Si le contenu musical de l’album est proche de la perfection, l’imagerie qui l’entoure contribuera énormément à son importance et le rapport privilégié entretenu par Patti Smith et Robert Mappelthorpe reste uns des plus beaux exemples du lien ombilical que la musique entretient avec l’image comme avec les mots… comme si la musique, pour jouir de sa vacuité, doit s’entourer de ses contractions figées. Elle fera d’ailleurs deux hommages magnifiques à leur relation, un par l’écrit et un par le son. En 2005 et 2006, elle interprète en live le long poème dédié à son ami photographe The Coral Sea accompagné par les nappes soniques de Kevin Shield. Ces performances sont enregistrées et constituent un  magnifique album.

En 2010 sort son livre Just Kids, détaillant cette rencontre et cette relation autant intense que particulière avec Mappelthorpe. Ce superbe livre restitue également cette époque mythique du New-York de la fin des sixties, contexte dont les phases d’éveil successifs aboutiront pour Patti Smith à cet Horses d’anthologie. La photographie utilisée pour la couverture de l’album par Mappelthorpe renvoie à ces quelques années communes autant qu’à la gestation artistique nécessaire pour accoucher d’une telle œuvre. D’une part cette photo chamboule au travers de l’imaginaire androgyne qu’elle évoque, bien qu’il fasse échos à un univers pas si éloigné de la pochette de The Man who sold the World de David Bowie sorti en 1971.

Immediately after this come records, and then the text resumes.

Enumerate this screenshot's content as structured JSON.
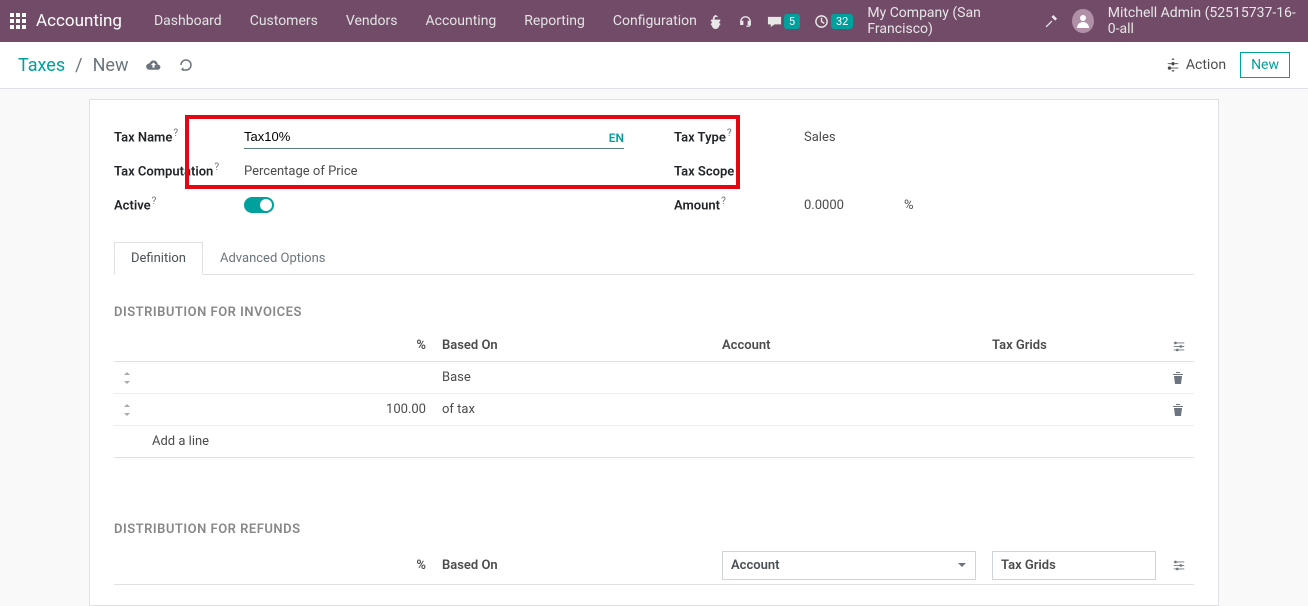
{
  "topbar": {
    "brand": "Accounting",
    "menu": [
      "Dashboard",
      "Customers",
      "Vendors",
      "Accounting",
      "Reporting",
      "Configuration"
    ],
    "messages_badge": "5",
    "activities_badge": "32",
    "company": "My Company (San Francisco)",
    "user": "Mitchell Admin (52515737-16-0-all"
  },
  "breadcrumb": {
    "root": "Taxes",
    "current": "New"
  },
  "actions": {
    "action_label": "Action",
    "new_label": "New"
  },
  "form": {
    "tax_name_label": "Tax Name",
    "tax_name_value": "Tax10%",
    "lang": "EN",
    "tax_computation_label": "Tax Computation",
    "tax_computation_value": "Percentage of Price",
    "active_label": "Active",
    "tax_type_label": "Tax Type",
    "tax_type_value": "Sales",
    "tax_scope_label": "Tax Scope",
    "amount_label": "Amount",
    "amount_value": "0.0000",
    "amount_unit": "%"
  },
  "tabs": {
    "definition": "Definition",
    "advanced": "Advanced Options"
  },
  "sections": {
    "invoices_title": "DISTRIBUTION FOR INVOICES",
    "refunds_title": "DISTRIBUTION FOR REFUNDS",
    "cols": {
      "pct": "%",
      "based_on": "Based On",
      "account": "Account",
      "tax_grids": "Tax Grids"
    },
    "rows": [
      {
        "pct": "",
        "based_on": "Base"
      },
      {
        "pct": "100.00",
        "based_on": "of tax"
      }
    ],
    "add_line": "Add a line"
  }
}
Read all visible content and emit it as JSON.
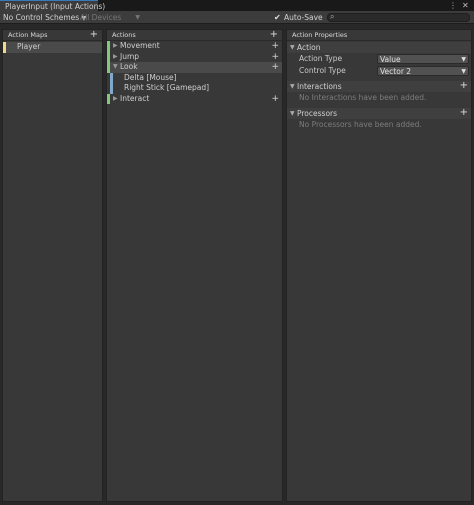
{
  "window": {
    "tab_title": "PlayerInput (Input Actions)",
    "menu_icon": "kebab-icon",
    "close_icon": "close-icon"
  },
  "toolbar": {
    "control_scheme": "No Control Schemes",
    "devices": "All Devices",
    "auto_save_label": "Auto-Save",
    "auto_save_checked": true,
    "search_value": ""
  },
  "action_maps": {
    "header": "Action Maps",
    "items": [
      {
        "label": "Player",
        "color": "#f2d98a",
        "selected": true
      }
    ]
  },
  "actions": {
    "header": "Actions",
    "items": [
      {
        "label": "Movement",
        "expanded": false,
        "color": "#86c77f"
      },
      {
        "label": "Jump",
        "expanded": false,
        "color": "#86c77f"
      },
      {
        "label": "Look",
        "expanded": true,
        "color": "#86c77f",
        "selected": true
      },
      {
        "label": "Delta [Mouse]",
        "binding": true,
        "color": "#7fa8c9"
      },
      {
        "label": "Right Stick [Gamepad]",
        "binding": true,
        "color": "#7fa8c9"
      },
      {
        "label": "Interact",
        "expanded": false,
        "color": "#86c77f"
      }
    ]
  },
  "properties": {
    "header": "Action Properties",
    "action_section": "Action",
    "action_type_label": "Action Type",
    "action_type_value": "Value",
    "control_type_label": "Control Type",
    "control_type_value": "Vector 2",
    "interactions_section": "Interactions",
    "interactions_empty": "No Interactions have been added.",
    "processors_section": "Processors",
    "processors_empty": "No Processors have been added."
  }
}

Mais cette fois, c’est une femme qui porte des habits d’homme. Mappelthorpe épure au maximum le contexte de son image, afin de mieux faire ressortir la figure centrale. Il rend ainsi hommage à Patti Smith. D’une part à travers la douceur inhabituelle pour son travail que le portrait évoque, cette forme de pudeur, de respect infini que l’on sent entre le modèle et le photographe. Il émane d’autre part une force monstrueuse qui jaillit de la chanteuse, une assurance, une conscience lucide de ce qui l’entoure, de ce qui l’a amené-là et de la direction qu’elle suivra ensuite.

Il y a chez Patti Smith ce mélange de furie sensorielle et de conscience de l’histoire que sa voix retranscrit de façon bluffante… profonde, mélancolique, capable de s’élever dans des tonalités orgasmiques… Musique du corps, du fluide, du flux, de la vitesse, des mouvements… mais aussi musique de la lenteur, de la réflexion, de la méditation et de la quête intérieure. Le corps est au centre de la réflexion de Mappelthorpe, avec les paysages et les fleurs.
D’ailleurs le corps devient un paysage sous son œil et le rapport entre sexe et fleurs est omniprésent dans son imaginaire à la Jean Genet. Son sens de la composition et l’imagerie homosexuelle et sadomasochiste qu’il explore allait en faire uns des grands photographes du XXème. Que ses photographies représentent des corps parcellisés ou des portraits, son travail arpente la dualité et l’ambivalence propre à nos sociétés occidentales.